The other really big issue is public transport. and he has met with NZTA and the Otago Regional Council to scope out a process for a revitalised public transport system. Options include light rail, a waterborne system or a different form of bus.
‘‘I want a public transport system that is so good, so frequent and so affordable that it’s just the default method for getting around the district by locals and visitors alike, and I will be looking for a contribution from a visitor levy to help pay for that.’’
The visitor levy. It was key to Boult’s campaign and a focal point in this year’s election.
Boult is not fussed on how the levy will operate but is clear that for the Queenstown Lakes communities it is a ‘‘must have’’.
‘‘It’s unreasonable to think that our 20-odd thousand people that live here should pay for the 4.8 million visitor nights we had last year.’’

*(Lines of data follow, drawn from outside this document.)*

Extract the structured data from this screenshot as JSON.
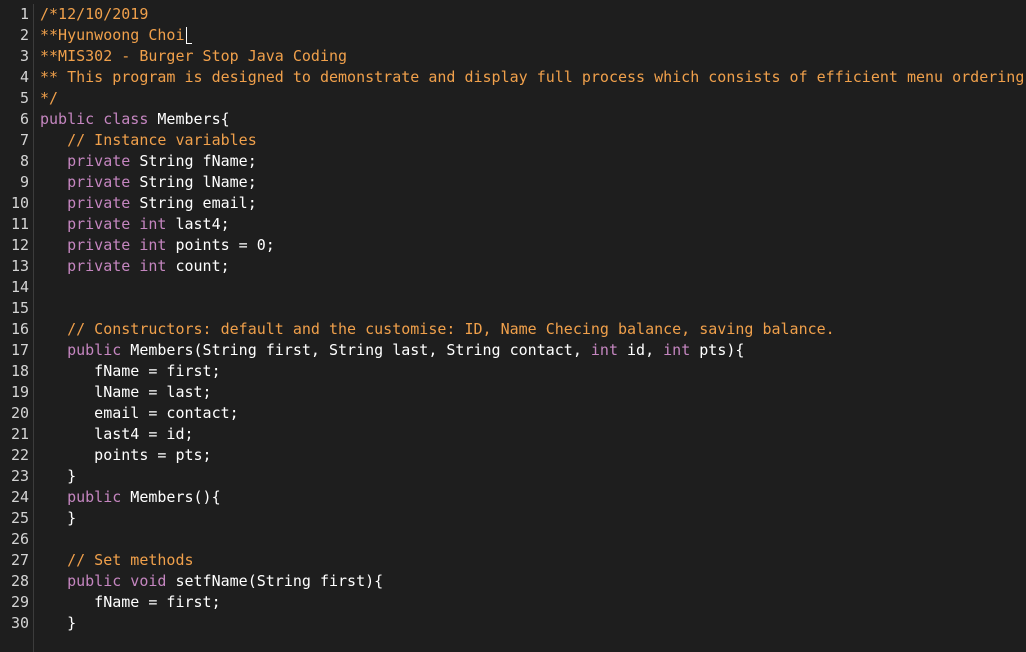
{
  "editor": {
    "cursor_line": 2,
    "line_numbers": [
      "1",
      "2",
      "3",
      "4",
      "5",
      "6",
      "7",
      "8",
      "9",
      "10",
      "11",
      "12",
      "13",
      "14",
      "15",
      "16",
      "17",
      "18",
      "19",
      "20",
      "21",
      "22",
      "23",
      "24",
      "25",
      "26",
      "27",
      "28",
      "29",
      "30"
    ],
    "lines": [
      [
        {
          "t": "/*12/10/2019",
          "c": "c"
        }
      ],
      [
        {
          "t": "**Hyunwoong Choi",
          "c": "c"
        }
      ],
      [
        {
          "t": "**MIS302 - Burger Stop Java Coding",
          "c": "c"
        }
      ],
      [
        {
          "t": "** This program is designed to demonstrate and display full process which consists of efficient menu ordering",
          "c": "c"
        }
      ],
      [
        {
          "t": "*/",
          "c": "c"
        }
      ],
      [
        {
          "t": "public class",
          "c": "k"
        },
        {
          "t": " Members{",
          "c": "t"
        }
      ],
      [
        {
          "t": "   ",
          "c": "t"
        },
        {
          "t": "// Instance variables",
          "c": "c"
        }
      ],
      [
        {
          "t": "   ",
          "c": "t"
        },
        {
          "t": "private",
          "c": "k"
        },
        {
          "t": " String fName;",
          "c": "t"
        }
      ],
      [
        {
          "t": "   ",
          "c": "t"
        },
        {
          "t": "private",
          "c": "k"
        },
        {
          "t": " String lName;",
          "c": "t"
        }
      ],
      [
        {
          "t": "   ",
          "c": "t"
        },
        {
          "t": "private",
          "c": "k"
        },
        {
          "t": " String email;",
          "c": "t"
        }
      ],
      [
        {
          "t": "   ",
          "c": "t"
        },
        {
          "t": "private int",
          "c": "k"
        },
        {
          "t": " last4;",
          "c": "t"
        }
      ],
      [
        {
          "t": "   ",
          "c": "t"
        },
        {
          "t": "private int",
          "c": "k"
        },
        {
          "t": " points = 0;",
          "c": "t"
        }
      ],
      [
        {
          "t": "   ",
          "c": "t"
        },
        {
          "t": "private int",
          "c": "k"
        },
        {
          "t": " count;",
          "c": "t"
        }
      ],
      [],
      [],
      [
        {
          "t": "   ",
          "c": "t"
        },
        {
          "t": "// Constructors: default and the customise: ID, Name Checing balance, saving balance.",
          "c": "c"
        }
      ],
      [
        {
          "t": "   ",
          "c": "t"
        },
        {
          "t": "public",
          "c": "k"
        },
        {
          "t": " Members(String first, String last, String contact, ",
          "c": "t"
        },
        {
          "t": "int",
          "c": "k"
        },
        {
          "t": " id, ",
          "c": "t"
        },
        {
          "t": "int",
          "c": "k"
        },
        {
          "t": " pts){",
          "c": "t"
        }
      ],
      [
        {
          "t": "      fName = first;",
          "c": "t"
        }
      ],
      [
        {
          "t": "      lName = last;",
          "c": "t"
        }
      ],
      [
        {
          "t": "      email = contact;",
          "c": "t"
        }
      ],
      [
        {
          "t": "      last4 = id;",
          "c": "t"
        }
      ],
      [
        {
          "t": "      points = pts;",
          "c": "t"
        }
      ],
      [
        {
          "t": "   }",
          "c": "t"
        }
      ],
      [
        {
          "t": "   ",
          "c": "t"
        },
        {
          "t": "public",
          "c": "k"
        },
        {
          "t": " Members(){",
          "c": "t"
        }
      ],
      [
        {
          "t": "   }",
          "c": "t"
        }
      ],
      [],
      [
        {
          "t": "   ",
          "c": "t"
        },
        {
          "t": "// Set methods",
          "c": "c"
        }
      ],
      [
        {
          "t": "   ",
          "c": "t"
        },
        {
          "t": "public void",
          "c": "k"
        },
        {
          "t": " setfName(String first){",
          "c": "t"
        }
      ],
      [
        {
          "t": "      fName = first;",
          "c": "t"
        }
      ],
      [
        {
          "t": "   }",
          "c": "t"
        }
      ]
    ]
  },
  "colors": {
    "background": "#1e1e1e",
    "comment": "#f0a04b",
    "keyword": "#c586c0",
    "text": "#ffffff",
    "line_number": "#d4d4d4"
  }
}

At the same time he is hoping to encourage more hotel development, as Queenstown increasingly finds itself putting out the ‘‘No Vacancy’’ signs.
Also of concern is the algae found in Lake Wanaka and now Lakes Wakatipu and Hawea known as lake snow or lake snot.
‘‘The trouble is I don’t know what’s caused it and I haven’t found anybody who does seem to know what’s caused it.’’
He is putting pressure on the Otago Regional Council to find some answers and do something about it and he wants them to be proactive.
As he works through his lists, Boult has two key goals in mind. If he achieves them, he will have completed the job he came to do, he says.
‘‘When I don’t have employers saying they can’t get people to come to town because it’s too expensive to live here. Secondly, when I see a fabulous public transport system that is recognised as the best in any resort area in the world.’’ Ambitious? Yes, he says.
But: ‘‘If you don’t have a dream, you don’t have a plan and you never know where you’re going.’’
Queenstown Lakes Mayor Jim Boult overlooking central Queenstown.